Affirmative action — using race as a factor in hiring or university admissions in the interest of “diversity” — might be among the most reluctantly green-lighted practices by the Supreme Court. 

Reagan appointee Justice Sandra Day O’Connor, the first woman to sit on the United States’ highest court, wrote in her majority opinion allowing strictly-limited racial preferences: “…racial classifications, however compelling their goals, are potentially so dangerous that they may be employed no more broadly than the interest demands.” 

The court’s decision, made in 2003, famously placed a 25-year expiration date on affirmative action’s use as an attempt to correct for the discriminations of the past. 

For the last 16 years, the court’s unenthusiastic decision has left the matter in the hands of states, which are free to retain or ban the practice until the Supreme Court reconsiders the issue. 

Even some very progressive states such as California have banned racial preferences in public hiring and admissions decisions. Washington State made race-neutral hiring the law of the land in 1998. Now, more than two decades later, the state is reconsidering that decision, and voters will decide the matter on Nov. 5. 

If they approve Referendum 88, which overturns the 1998 ban on racial preferences, Washington’s government agencies and public universities will be free to consider race or ethnicity in their decision-making process.

Given the harsh reality of large achievement gaps between high school graduates of different ethnic backgrounds, affirmative action often leaves the students it “helps” into highly selective colleges educationally underprepared for the coursework in comparison with their peers. Ironically, because the practice “mismatches” students and universities rather than substantially increasing the overall number of minority students that go on to college, affirmative action may well result in higher dropout rates and fewer graduates of color.

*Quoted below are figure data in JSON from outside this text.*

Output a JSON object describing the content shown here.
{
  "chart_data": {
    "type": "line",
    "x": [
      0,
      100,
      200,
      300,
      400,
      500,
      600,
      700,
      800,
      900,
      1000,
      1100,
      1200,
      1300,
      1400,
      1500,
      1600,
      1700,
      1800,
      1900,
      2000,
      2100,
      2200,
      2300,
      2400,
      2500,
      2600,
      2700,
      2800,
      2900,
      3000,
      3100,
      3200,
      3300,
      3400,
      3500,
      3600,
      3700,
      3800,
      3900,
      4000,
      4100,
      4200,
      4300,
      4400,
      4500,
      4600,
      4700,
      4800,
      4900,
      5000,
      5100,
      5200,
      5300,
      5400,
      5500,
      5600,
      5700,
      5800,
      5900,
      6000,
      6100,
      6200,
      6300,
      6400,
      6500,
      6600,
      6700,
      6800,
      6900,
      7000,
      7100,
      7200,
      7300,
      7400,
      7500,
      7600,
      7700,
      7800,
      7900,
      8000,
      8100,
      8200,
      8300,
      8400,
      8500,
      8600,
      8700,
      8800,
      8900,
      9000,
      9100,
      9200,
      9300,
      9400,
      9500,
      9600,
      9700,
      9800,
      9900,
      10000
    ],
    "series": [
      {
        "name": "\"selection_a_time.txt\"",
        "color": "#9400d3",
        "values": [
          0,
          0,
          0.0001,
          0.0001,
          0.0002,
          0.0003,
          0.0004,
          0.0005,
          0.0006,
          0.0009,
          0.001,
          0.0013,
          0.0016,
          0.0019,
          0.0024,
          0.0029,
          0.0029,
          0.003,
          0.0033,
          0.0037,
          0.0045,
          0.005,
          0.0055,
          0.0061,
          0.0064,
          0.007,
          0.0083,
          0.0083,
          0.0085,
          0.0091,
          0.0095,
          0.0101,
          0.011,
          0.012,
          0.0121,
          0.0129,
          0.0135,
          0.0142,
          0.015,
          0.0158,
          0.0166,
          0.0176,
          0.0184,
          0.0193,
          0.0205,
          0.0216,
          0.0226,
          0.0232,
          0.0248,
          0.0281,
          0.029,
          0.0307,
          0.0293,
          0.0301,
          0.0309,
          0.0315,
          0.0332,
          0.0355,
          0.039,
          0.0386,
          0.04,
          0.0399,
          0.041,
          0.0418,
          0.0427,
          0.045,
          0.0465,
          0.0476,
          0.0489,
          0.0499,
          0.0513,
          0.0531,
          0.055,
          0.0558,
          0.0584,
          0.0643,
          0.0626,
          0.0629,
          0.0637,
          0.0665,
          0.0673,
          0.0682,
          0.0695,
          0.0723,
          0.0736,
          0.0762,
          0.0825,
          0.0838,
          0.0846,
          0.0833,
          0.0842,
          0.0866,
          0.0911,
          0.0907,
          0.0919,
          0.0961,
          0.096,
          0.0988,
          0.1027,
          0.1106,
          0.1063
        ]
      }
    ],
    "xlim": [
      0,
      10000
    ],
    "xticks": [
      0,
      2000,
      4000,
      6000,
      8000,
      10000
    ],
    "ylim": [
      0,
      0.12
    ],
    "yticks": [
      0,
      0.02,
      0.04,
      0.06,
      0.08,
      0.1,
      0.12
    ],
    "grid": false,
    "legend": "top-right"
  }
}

And even when employees and students of color perform well, the presence of affirmative action hiring and admission policies can undermine their credibility by fostering skepticism of their merit.

Then there are those who lose out on a job or a place in a freshman class as a result of affirmative action. Soft “caps” on accepting Asian applicants in schools with “holistic” admissions processes that include race as a factor have become even more evident during the recent and ongoing litigation over Harvard University’s program. Indeed, Asian-American voters are largely responsible for the effort to put the issue to voters directly in Washington via referendum, after the legislature repealed the state’s ban in April of this year.

In an editorial in favor of the measure, local paper "The News Tribune" writes: “The measure would give public employers and state universities more latitude when selecting candidates for jobs, government contracts and academic admission. They’d be free to consider a person’s race…”

Isn’t the idea that a person’s race should factor into hiring decisions exactly the idea we were trying to get away from? Affirmative action proponents argue that such preferences are necessary to achieve some imaginary level of perfect racial parity in government employment and university admissions. 

But in Washington, as in the rest of the country, the most effective way to stop discriminating on the basis of race is to stop discriminating on the basis of race.